Sauver Lavaux: Le Grand Conseil soutient le compromis

Le Grand Conseil vaudois a massivement soutenu mardi le contre-projet du Conseil d'Etat sur la protection de Lavaux. Les Vaudois auront le dernier mot le 18 mai: ils choisiront entre le contre-projet et l'initiative de Franz Weber.

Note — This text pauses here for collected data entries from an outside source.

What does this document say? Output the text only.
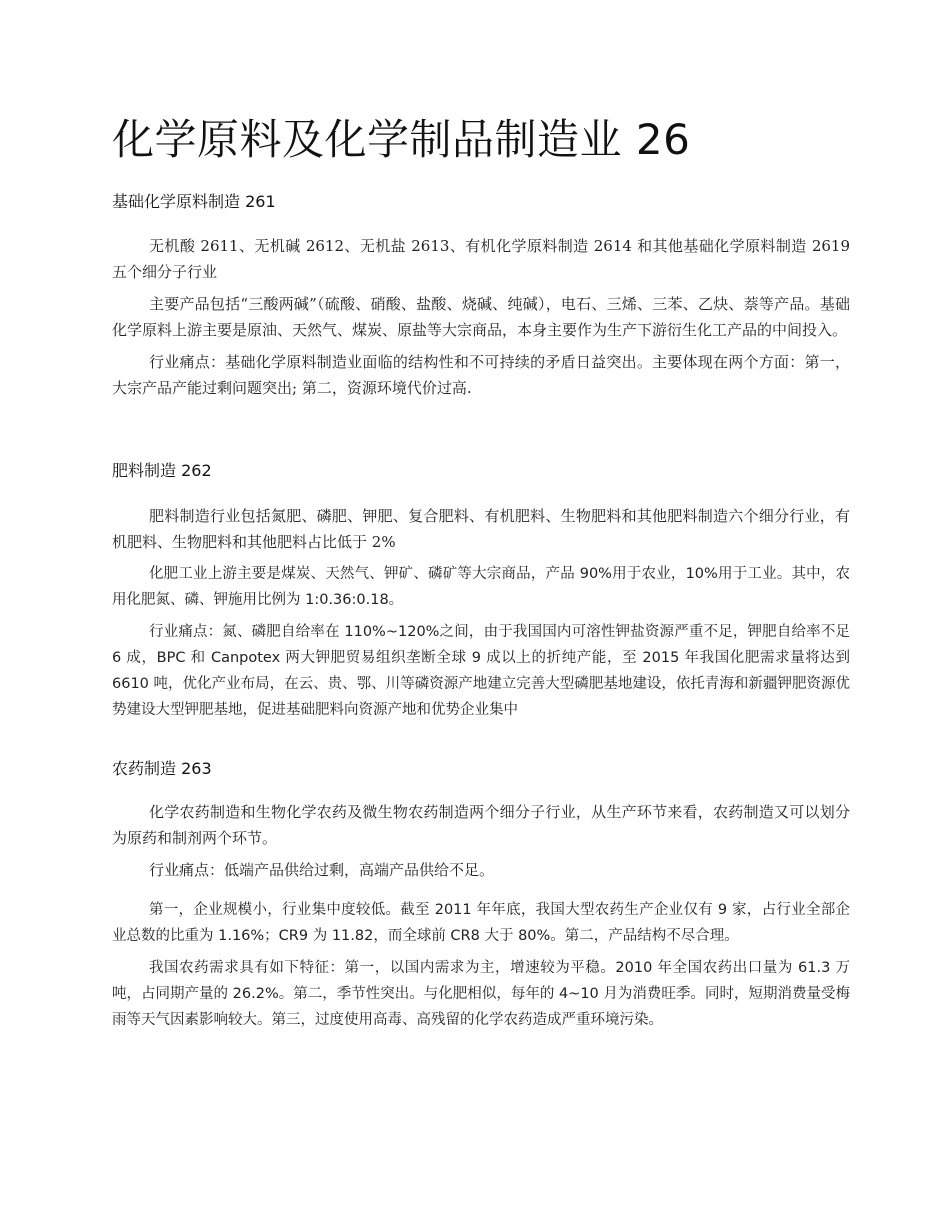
化学原料及化学制品制造业 26
基础化学原料制造 261

无机酸 2611、无机碱 2612、无机盐 2613、有机化学原料制造 2614 和其他基础化学原料制造 2619 五个细分子行业

主要产品包括“三酸两碱”（硫酸、硝酸、盐酸、烧碱、纯碱），电石、三烯、三苯、乙炔、萘等产品。基础化学原料上游主要是原油、天然气、煤炭、原盐等大宗商品，本身主要作为生产下游衍生化工产品的中间投入。

行业痛点：基础化学原料制造业面临的结构性和不可持续的矛盾日益突出。主要体现在两个方面：第一，大宗产品产能过剩问题突出; 第二，资源环境代价过高.

肥料制造 262

肥料制造行业包括氮肥、磷肥、钾肥、复合肥料、有机肥料、生物肥料和其他肥料制造六个细分行业，有机肥料、生物肥料和其他肥料占比低于 2%

化肥工业上游主要是煤炭、天然气、钾矿、磷矿等大宗商品，产品 90%用于农业，10%用于工业。其中，农用化肥氮、磷、钾施用比例为 1:0.36:0.18。

行业痛点：氮、磷肥自给率在 110%~120%之间，由于我国国内可溶性钾盐资源严重不足，钾肥自给率不足 6 成，BPC 和 Canpotex 两大钾肥贸易组织垄断全球 9 成以上的折纯产能，至 2015 年我国化肥需求量将达到 6610 吨，优化产业布局，在云、贵、鄂、川等磷资源产地建立完善大型磷肥基地建设，依托青海和新疆钾肥资源优势建设大型钾肥基地，促进基础肥料向资源产地和优势企业集中

农药制造 263

化学农药制造和生物化学农药及微生物农药制造两个细分子行业，从生产环节来看，农药制造又可以划分为原药和制剂两个环节。

行业痛点：低端产品供给过剩，高端产品供给不足。

第一，企业规模小，行业集中度较低。截至 2011 年年底，我国大型农药生产企业仅有 9 家，占行业全部企业总数的比重为 1.16%；CR9 为 11.82，而全球前 CR8 大于 80%。第二，产品结构不尽合理。

我国农药需求具有如下特征：第一，以国内需求为主，增速较为平稳。2010 年全国农药出口量为 61.3 万吨，占同期产量的 26.2%。第二，季节性突出。与化肥相似，每年的 4~10 月为消费旺季。同时，短期消费量受梅雨等天气因素影响较大。第三，过度使用高毒、高残留的化学农药造成严重环境污染。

"Dangereuse", "trop contraignante", "ambiguë et contradictoire": sans surprise, les députés ont clairement rejeté une initiative "Sauver Lavaux III" qui met, à leurs yeux, une région sous cloche et réduit trop fortement les compétences communales en matière d'aménagement du territoire. Par 124 voix contre 12 et 2 abstentions, ils ont apporté leur appui au contre-projet, qui sera soumis au vote le 18 mai avec l'initiative.

Moins de zones à bâtir

Le contre-projet, défendu par un Conseil d'Etat unanime, assure une protection renforcée de Lavaux, sans figer le site, assurent ses partisans. Les communes devront redimensionner leurs zones à bâtir, qui passeront de 40 hectares actuellement à 20-25 hectares.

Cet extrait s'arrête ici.